Exploratory Data Analysis
EDA module for exploratory analysis of synthetic and real 5G network datasets.
This module contains functions to load data, preprocess it, visualize it, and perform feature selection using multiple strategies including RF, RFE, RFECV, SFS and permutation importance.
Functions in this module should be called explicitly from a main script or notebook.
- eda.compute_class_weights(y)
Compute class weights for imbalanced classes.
- Args
y (pd.Series): Target variable.
- Returns
dict: Dictionary mapping class labels to their corresponding weights.
- eda.load_dataset(path)
Load dataset from CSV file.
- Return type:
DataFrame
- Args
path (str): Path to the CSV file.
- Returns
pd.DataFrame: Loaded dataset.
- eda.load_maps(log_map_path='./json/log_map.json', app_map_path='./json/app_map.json', uc_map_path='./json/uc_map.json')
Load mapping dictionaries from JSON files.
- Args
log_map_path (str): Path to the log type mapping JSON file.
app_map_path (str): Path to the application mapping JSON file.
uc_map_path (str): Path to the use case mapping JSON file.
- Returns
- tuple: A tuple containing three dictionaries:
log_map (dict): Mapping of log types to integers.
app_map (dict): Mapping of applications to integers.
uc_map (dict): Mapping of use cases to integers.
- eda.permutation_importance_stable(X, y, selected_features, n_runs=10)
Calculate stable permutation importances over multiple runs.
- Args
X (pd.DataFrame): Feature matrix.
y (pd.Series): Target variable.
selected_features (list): List of selected feature names.
n_runs (int): Number of runs for stability.
- Returns
pd.DataFrame: DataFrame containing mean and std of importances.
- eda.preprocess_data(df, log_map, app_map, uc_map)
Preprocess dataset: fill NA, map strings to ints, scale numeric columns.
- Args
df (pd.DataFrame): Input DataFrame to preprocess.
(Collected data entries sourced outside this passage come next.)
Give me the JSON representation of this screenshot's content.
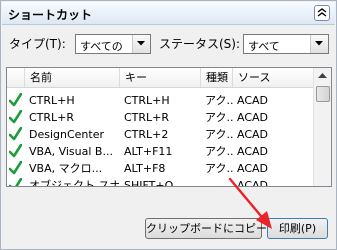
{
  "panel": {
    "title": "ショートカット"
  },
  "filters": {
    "type_label": "タイプ(T):",
    "type_value": "すべての",
    "status_label": "ステータス(S):",
    "status_value": "すべて"
  },
  "list": {
    "columns": [
      "名前",
      "キー",
      "種類",
      "ソース"
    ],
    "rows": [
      {
        "name": "CTRL+H",
        "key": "CTRL+H",
        "type": "アク...",
        "source": "ACAD"
      },
      {
        "name": "CTRL+R",
        "key": "CTRL+R",
        "type": "アク...",
        "source": "ACAD"
      },
      {
        "name": "DesignCenter",
        "key": "CTRL+2",
        "type": "アク...",
        "source": "ACAD"
      },
      {
        "name": "VBA, Visual B...",
        "key": "ALT+F11",
        "type": "アク...",
        "source": "ACAD"
      },
      {
        "name": "VBA, マクロ...",
        "key": "ALT+F8",
        "type": "アク...",
        "source": "ACAD"
      },
      {
        "name": "オブジェクト スナ...",
        "key": "SHIFT+Q",
        "type": "...",
        "source": "ACAD"
      }
    ]
  },
  "buttons": {
    "copy_label": "クリップボードにコピー",
    "print_label": "印刷(P)"
  },
  "colors": {
    "check": "#1e9b3c",
    "annotation_arrow": "#e8242a"
  }
}
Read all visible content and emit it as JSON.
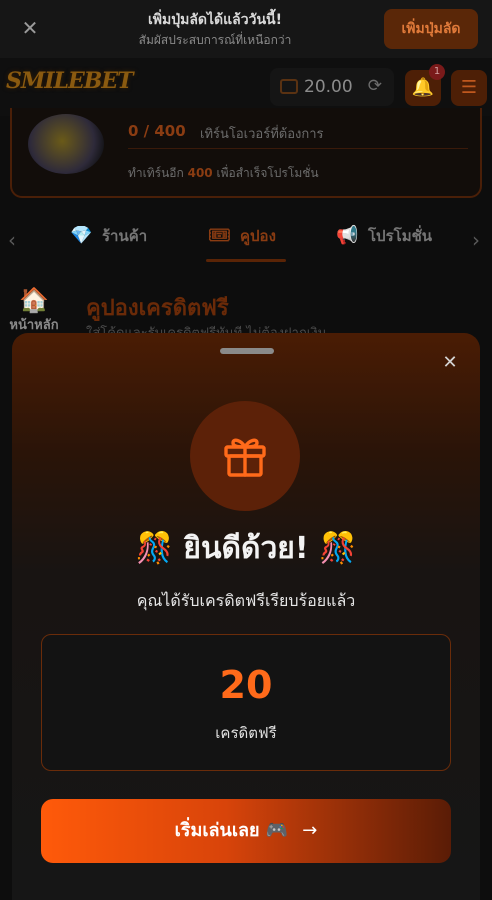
{
  "banner": {
    "title": "เพิ่มปุ่มลัดได้แล้ววันนี้!",
    "subtitle": "สัมผัสประสบการณ์ที่เหนือกว่า",
    "add_shortcut_label": "เพิ่มปุ่มลัด",
    "close_icon": "✕"
  },
  "header": {
    "logo_text": "SMILEBET",
    "balance": "20.00",
    "notification_count": "1",
    "bell_icon": "🔔",
    "menu_icon": "☰",
    "refresh_icon": "⟳"
  },
  "promo": {
    "progress": "0 / 400",
    "progress_label": "เทิร์นโอเวอร์ที่ต้องการ",
    "remaining_prefix": "ทำเทิร์นอีก",
    "remaining_amount": "400",
    "remaining_suffix": "เพื่อสำเร็จโปรโมชั่น"
  },
  "nav": {
    "left_arrow": "‹",
    "right_arrow": "›",
    "items": [
      {
        "icon": "💎",
        "label": "ร้านค้า"
      },
      {
        "icon": "🎟",
        "label": "คูปอง"
      },
      {
        "icon": "📢",
        "label": "โปรโมชั่น"
      }
    ]
  },
  "home": {
    "icon": "🏠",
    "label": "หน้าหลัก"
  },
  "page": {
    "title": "คูปองเครดิตฟรี",
    "subtitle": "ใส่โค้ดและรับเครดิตฟรีทันที ไม่ต้องฝากเงิน"
  },
  "modal": {
    "close_icon": "✕",
    "gift_icon": "gift-icon",
    "congrats": "🎊 ยินดีด้วย! 🎊",
    "message": "คุณได้รับเครดิตฟรีเรียบร้อยแล้ว",
    "credit_value": "20",
    "credit_label": "เครดิตฟรี",
    "play_label": "เริ่มเล่นเลย 🎮",
    "play_arrow": "→"
  },
  "colors": {
    "accent": "#ff6a1a",
    "button_start": "#ff5a0a",
    "background": "#0d0d0d"
  }
}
log_map (dict): Mapping of log types to integers.
app_map (dict): Mapping of applications to integers.
uc_map (dict): Mapping of use cases to integers.
- Returns
- tuple: A tuple containing:
X_scaled (np.ndarray): Scaled feature matrix.
X (pd.DataFrame): Original feature matrix.
y (pd.Series): Target variable.
- eda.random_forest_importance(X_scaled, X, y)
Train Random Forest and return feature importances.
- Args
X_scaled (np.ndarray): Scaled feature matrix.
X (pd.DataFrame): Original feature matrix.
y (pd.Series): Target variable.
- Returns
pd.Series: Feature importances sorted in descending order.
RandomForestClassifier: Trained Random Forest model.
- eda.rfe_selection(X_scaled, y, X, rf)
Recursive Feature Elimination.
- Args
X_scaled (np.ndarray): Scaled feature matrix.
y (pd.Series): Target variable.
X (pd.DataFrame): Original feature matrix.
rf (RandomForestClassifier): Trained Random Forest model.
- Returns
pd.Series: Boolean mask indicating selected features.
- eda.rfecv_selection(X_scaled, y, X, rf)
RFECV - RFE with cross-validation.
- Args
X_scaled (np.ndarray): Scaled feature matrix.
y (pd.Series): Target variable.
X (pd.DataFrame): Original feature matrix.
rf (RandomForestClassifier): Trained Random Forest model.
- Returns
pd.Series: Boolean mask indicating selected features.
- eda.sfs_selection(X_scaled, y, X, rf)
Sequential Feature Selector.
- Args
X_scaled (np.ndarray): Scaled feature matrix.
y (pd.Series): Target variable.
X (pd.DataFrame): Original feature matrix.
rf (RandomForestClassifier): Trained Random Forest model.
- Returns
pd.Series: Boolean mask indicating selected features.